1977 is included in the book 1001 Albums You Must Hear Before You Die; it is ranked at 417 on the NME poll of the 500 greatest albums of all time.

Accolades for 1977
| Publication | List | Rank | Ref. |
|---|---|---|---|
| Alternative Press | Best punk albums of 1996 | N/A |  |
| Robert Dimery Michael Lydon | 1001 Albums You Must Hear Before You Die | N/A |  |
| Hot Press | 100 Greatest Irish Albums | 17 |  |
| NME | The 500 Greatest Albums of All Time | 417 |  |

==Track listing==
Writing credits per booklet. All recordings produced by Owen Morris and Ash.
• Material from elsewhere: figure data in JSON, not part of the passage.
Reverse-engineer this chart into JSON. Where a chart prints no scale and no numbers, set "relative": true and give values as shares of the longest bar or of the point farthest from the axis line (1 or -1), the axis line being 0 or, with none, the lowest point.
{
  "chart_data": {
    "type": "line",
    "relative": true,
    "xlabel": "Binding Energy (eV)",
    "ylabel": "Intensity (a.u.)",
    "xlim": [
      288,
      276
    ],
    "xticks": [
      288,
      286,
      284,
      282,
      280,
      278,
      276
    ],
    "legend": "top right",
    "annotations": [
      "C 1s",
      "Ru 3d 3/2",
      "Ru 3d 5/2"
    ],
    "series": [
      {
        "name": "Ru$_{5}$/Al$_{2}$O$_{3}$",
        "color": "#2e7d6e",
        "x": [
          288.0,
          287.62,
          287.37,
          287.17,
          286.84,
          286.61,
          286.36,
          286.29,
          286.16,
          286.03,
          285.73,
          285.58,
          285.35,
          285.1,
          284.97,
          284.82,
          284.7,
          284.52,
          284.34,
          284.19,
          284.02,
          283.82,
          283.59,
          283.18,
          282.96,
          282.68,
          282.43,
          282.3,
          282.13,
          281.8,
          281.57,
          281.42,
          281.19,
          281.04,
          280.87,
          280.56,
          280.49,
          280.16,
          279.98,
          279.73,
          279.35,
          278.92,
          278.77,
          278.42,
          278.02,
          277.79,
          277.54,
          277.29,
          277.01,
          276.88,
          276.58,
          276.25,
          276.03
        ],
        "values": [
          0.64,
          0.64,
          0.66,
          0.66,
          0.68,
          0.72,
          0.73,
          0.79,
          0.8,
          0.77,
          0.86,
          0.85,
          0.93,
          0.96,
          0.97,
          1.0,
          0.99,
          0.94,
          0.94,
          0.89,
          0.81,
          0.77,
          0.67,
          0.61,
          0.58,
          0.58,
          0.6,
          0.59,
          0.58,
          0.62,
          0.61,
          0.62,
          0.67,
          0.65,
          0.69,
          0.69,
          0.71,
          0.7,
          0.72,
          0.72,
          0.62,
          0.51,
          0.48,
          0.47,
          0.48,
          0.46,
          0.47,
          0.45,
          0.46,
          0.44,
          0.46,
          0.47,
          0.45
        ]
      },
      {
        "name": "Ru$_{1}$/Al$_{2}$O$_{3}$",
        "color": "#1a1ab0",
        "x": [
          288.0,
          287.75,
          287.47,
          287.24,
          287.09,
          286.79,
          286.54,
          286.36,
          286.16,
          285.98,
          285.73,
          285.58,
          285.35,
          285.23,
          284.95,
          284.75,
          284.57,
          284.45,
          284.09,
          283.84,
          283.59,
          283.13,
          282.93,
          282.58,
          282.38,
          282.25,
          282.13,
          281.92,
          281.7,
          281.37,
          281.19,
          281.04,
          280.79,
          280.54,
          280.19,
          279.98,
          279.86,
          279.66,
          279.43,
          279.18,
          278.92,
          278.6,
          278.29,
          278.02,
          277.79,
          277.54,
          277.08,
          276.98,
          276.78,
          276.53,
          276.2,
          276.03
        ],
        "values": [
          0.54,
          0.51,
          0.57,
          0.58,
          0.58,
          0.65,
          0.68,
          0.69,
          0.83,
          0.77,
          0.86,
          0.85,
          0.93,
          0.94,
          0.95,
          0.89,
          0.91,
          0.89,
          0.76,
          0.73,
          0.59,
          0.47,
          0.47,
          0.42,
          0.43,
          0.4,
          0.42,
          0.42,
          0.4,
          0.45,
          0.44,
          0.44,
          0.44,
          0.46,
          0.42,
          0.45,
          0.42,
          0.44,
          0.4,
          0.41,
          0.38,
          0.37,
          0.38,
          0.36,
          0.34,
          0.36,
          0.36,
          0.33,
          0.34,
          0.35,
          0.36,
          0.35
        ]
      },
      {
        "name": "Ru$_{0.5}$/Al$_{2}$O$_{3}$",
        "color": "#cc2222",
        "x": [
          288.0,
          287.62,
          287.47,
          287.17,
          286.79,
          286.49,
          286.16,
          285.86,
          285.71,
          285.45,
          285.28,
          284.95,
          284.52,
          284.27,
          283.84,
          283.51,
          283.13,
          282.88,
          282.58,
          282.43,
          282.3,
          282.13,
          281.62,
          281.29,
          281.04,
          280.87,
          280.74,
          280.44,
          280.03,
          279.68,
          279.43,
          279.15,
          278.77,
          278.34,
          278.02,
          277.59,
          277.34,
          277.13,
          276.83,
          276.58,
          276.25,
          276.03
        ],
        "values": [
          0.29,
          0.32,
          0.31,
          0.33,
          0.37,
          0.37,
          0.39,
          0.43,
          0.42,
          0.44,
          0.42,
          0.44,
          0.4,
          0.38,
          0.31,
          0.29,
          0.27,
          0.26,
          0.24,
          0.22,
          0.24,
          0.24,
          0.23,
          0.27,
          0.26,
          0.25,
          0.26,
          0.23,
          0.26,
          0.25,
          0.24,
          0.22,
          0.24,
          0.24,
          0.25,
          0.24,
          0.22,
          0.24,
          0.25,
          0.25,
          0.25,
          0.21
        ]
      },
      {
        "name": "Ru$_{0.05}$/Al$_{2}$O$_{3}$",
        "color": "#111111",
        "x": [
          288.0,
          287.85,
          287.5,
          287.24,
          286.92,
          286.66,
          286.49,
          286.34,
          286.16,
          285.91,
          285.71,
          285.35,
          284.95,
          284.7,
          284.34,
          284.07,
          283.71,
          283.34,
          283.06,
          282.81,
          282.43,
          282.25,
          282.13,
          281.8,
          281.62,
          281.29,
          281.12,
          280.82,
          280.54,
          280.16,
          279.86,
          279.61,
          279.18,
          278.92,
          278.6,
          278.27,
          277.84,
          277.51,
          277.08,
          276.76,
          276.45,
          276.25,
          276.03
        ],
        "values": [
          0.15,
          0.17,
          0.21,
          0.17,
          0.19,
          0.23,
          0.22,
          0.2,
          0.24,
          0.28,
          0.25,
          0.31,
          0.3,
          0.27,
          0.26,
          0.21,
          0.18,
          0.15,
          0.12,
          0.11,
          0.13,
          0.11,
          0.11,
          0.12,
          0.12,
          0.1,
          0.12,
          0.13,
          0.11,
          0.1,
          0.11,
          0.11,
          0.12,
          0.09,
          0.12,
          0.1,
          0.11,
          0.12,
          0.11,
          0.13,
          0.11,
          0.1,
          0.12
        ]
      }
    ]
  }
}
| No. | Title | Writer(s) | Length |
|---|---|---|---|
| 1. | "Lose Control" | Mark Hamilton; Tim Wheeler; | 3:37 |
| 2. | "Goldfinger" | Wheeler | 4:31 |
| 3. | "Girl from Mars" | Wheeler | 3:30 |
| 4. | "I'd Give You Anything" | Wheeler | 4:31 |
| 5. | "Gone the Dream" | Wheeler | 3:29 |
| 6. | "Kung Fu" | Wheeler | 2:17 |
| 7. | "Oh Yeah" | Wheeler | 4:45 |
| 8. | "Let It Flow" | Wheeler | 4:42 |
| 9. | "Innocent Smile" | Mark Hamilton | 5:52 |
| 10. | "Angel Interceptor" | Wheeler; Rick McMurray; | 4:04 |
| 11. | "Lost in You" | Wheeler | 4:19 |
| 12. | "Darkside Lightside" (includes hidden track "Sick Party"; not on all versions) | Wheeler | 16:49 |
| Total length: |  |  | 61:52 |

==Personnel==
Personnel per deluxe booklet.

Ash
- Mark Hamilton – bass
- Rick McMurray – drums
- Tim Wheeler – guitar, vocals, string arrangements

Additional musicians
- Nick Ingman – string arrangements
- Lisa Moorish – extra vocals (track 7)

Production
- Owen Morris – producer, string arrangements
- Ash – producer, interior photography
- Nick Brine – studio assistant
- Sorrel Merchant – studio assistant
- Neil Kiely – studio assistant
- Phil Thornalley – mixing (track 3)
- Mark "Spike" Stent – mixing (track 10)

Design
- Brian Cannon – design, sleeve director, interior photography
- Mark Hamilton – artwork assistant
- Ed van der Eisken – cover photography
- Ash – interior photography
- Rolant Dafis – interior photography

==Charts and certifications==

===Weekly charts===

Chart performance for 1977
| Chart (1996) | Peak position |
|---|---|
| Australian Albums (ARIA) | 18 |
| Dutch Albums (Album Top 100) | 75 |
| Finnish Albums (Suomen virallinen lista) | 26 |
| German Albums (Offizielle Top 100) | 65 |
| New Zealand Albums (RMNZ) | 14 |
| Norwegian Albums (VG-lista) | 26 |
| Scottish Albums (Official Charts) | 5 |
| Swedish Albums (Sverigetopplistan) | 44 |
| Swiss Albums (Schweizer Hitparade) | 40 |
| UK Albums (Official Charts) | 1 |

===Year-end charts===

1996 year-end chart performance for 1977
| Chart (1996) | Position |
|---|---|
| UK Albums (OCC) | 31 |

===Certifications===

Certifications for 1977
| Region | Certification | Certified units/sales |
| United Kingdom (BPI) | Platinum | 300,000^{^} |
^{^} Shipments figures based on certification alone.